Its wind speed reached 161 miles per hour, the fourth-strongest on record for a U.S. hurricane, and it raised the level of the Gulf of Mexico by fourteen feet before its eyewall slammed into a laid-back vacation town called Mexico Beach. In a matter of hours, Hurricane Michael ripped up roads, shredded forests, and reduced entire housing blocks to sand-covered slabs.
Media coverage, donations, and volunteerism have lagged in comparison to disasters of its scale. Eight months passed before a federal relief package was signed for the victims of the storm (compared to 10 days after Katrina). Awareness, even within the state of Florida, is so low that the hurricane has been nicknamed “the forgotten Category Five.”
But two years later, many of Michael’s victims are living with constant reminders of the storm. Blue tarps, mangled trees, and leaky roofs are familiar parts of the struggle to recover from the $25 billion of damage left in the storm’s path. And chief among those challenges is a housing crisis. According to the National Low Income Housing Coalition, over 40,000 homes were damaged or destroyed by flooding and wind, and over 1,400 federally assisted rental homes were destroyed or substantially damaged.

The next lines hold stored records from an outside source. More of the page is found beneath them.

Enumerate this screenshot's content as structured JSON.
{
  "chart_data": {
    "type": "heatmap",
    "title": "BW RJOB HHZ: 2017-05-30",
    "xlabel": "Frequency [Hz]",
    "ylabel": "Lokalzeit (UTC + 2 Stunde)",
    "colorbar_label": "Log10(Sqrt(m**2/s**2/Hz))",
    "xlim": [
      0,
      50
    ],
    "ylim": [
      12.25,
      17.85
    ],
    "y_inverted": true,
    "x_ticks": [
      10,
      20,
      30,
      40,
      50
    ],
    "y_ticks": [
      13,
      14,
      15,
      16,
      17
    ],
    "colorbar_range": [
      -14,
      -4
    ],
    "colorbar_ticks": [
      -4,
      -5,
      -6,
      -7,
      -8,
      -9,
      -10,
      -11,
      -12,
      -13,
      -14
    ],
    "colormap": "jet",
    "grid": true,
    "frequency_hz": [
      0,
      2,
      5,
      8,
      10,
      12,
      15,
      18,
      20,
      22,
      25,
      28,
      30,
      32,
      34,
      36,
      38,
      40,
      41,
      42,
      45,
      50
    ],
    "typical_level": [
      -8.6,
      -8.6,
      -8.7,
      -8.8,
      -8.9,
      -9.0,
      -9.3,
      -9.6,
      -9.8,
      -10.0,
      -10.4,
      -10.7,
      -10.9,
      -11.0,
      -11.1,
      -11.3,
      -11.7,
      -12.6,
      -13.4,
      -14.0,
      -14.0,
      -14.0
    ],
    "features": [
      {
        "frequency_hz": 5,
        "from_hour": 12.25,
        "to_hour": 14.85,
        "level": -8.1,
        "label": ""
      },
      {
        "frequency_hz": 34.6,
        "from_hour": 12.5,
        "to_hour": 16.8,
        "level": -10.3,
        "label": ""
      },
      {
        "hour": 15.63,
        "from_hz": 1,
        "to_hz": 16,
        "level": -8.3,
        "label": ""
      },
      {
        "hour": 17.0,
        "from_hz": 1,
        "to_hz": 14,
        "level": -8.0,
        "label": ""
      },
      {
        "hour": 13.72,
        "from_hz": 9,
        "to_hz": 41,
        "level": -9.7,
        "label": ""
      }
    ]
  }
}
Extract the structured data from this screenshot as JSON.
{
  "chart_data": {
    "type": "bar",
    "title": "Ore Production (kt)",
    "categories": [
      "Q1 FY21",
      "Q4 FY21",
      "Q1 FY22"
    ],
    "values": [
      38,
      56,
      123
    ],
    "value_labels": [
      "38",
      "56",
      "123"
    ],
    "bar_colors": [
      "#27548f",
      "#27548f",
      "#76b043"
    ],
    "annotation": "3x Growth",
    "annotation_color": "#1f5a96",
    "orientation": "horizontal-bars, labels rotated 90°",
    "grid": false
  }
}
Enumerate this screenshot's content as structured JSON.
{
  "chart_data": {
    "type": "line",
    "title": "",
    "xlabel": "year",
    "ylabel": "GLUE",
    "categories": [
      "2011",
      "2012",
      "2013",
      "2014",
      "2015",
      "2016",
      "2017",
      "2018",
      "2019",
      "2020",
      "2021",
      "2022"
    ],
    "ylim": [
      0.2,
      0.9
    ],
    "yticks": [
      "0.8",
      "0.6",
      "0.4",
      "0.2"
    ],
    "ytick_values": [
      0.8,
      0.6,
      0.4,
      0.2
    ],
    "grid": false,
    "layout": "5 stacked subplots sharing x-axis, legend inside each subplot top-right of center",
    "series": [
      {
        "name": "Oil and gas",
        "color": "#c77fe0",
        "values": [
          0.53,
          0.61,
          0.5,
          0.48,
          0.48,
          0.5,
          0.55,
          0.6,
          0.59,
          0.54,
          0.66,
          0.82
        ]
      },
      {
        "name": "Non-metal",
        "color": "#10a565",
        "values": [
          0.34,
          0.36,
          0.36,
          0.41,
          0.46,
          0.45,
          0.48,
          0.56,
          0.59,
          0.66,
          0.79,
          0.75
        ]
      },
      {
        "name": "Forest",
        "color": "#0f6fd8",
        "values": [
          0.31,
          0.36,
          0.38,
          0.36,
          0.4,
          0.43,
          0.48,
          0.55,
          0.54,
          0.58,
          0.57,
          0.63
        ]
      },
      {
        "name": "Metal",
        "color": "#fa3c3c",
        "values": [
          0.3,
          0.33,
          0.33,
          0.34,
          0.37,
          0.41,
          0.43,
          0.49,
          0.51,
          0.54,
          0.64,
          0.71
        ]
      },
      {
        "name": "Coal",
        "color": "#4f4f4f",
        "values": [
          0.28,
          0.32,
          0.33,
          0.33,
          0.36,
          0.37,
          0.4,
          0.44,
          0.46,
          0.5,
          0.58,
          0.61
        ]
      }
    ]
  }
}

A forthcoming study by a team of climate change researchers based in Sweden and The Netherlands dug into the housing data of one small storm-impacted area, Gulf County, trying to identify the most impacted among Michael’s victims. Their results are surprising and highlight grave impacts in lower-income parts of the county that have otherwise gone overlooked. Ultimately, they believe that measuring disaster impacts can be improved — and the recovery process can become more equitable — if similar analyses are used to understand damage in future disasters.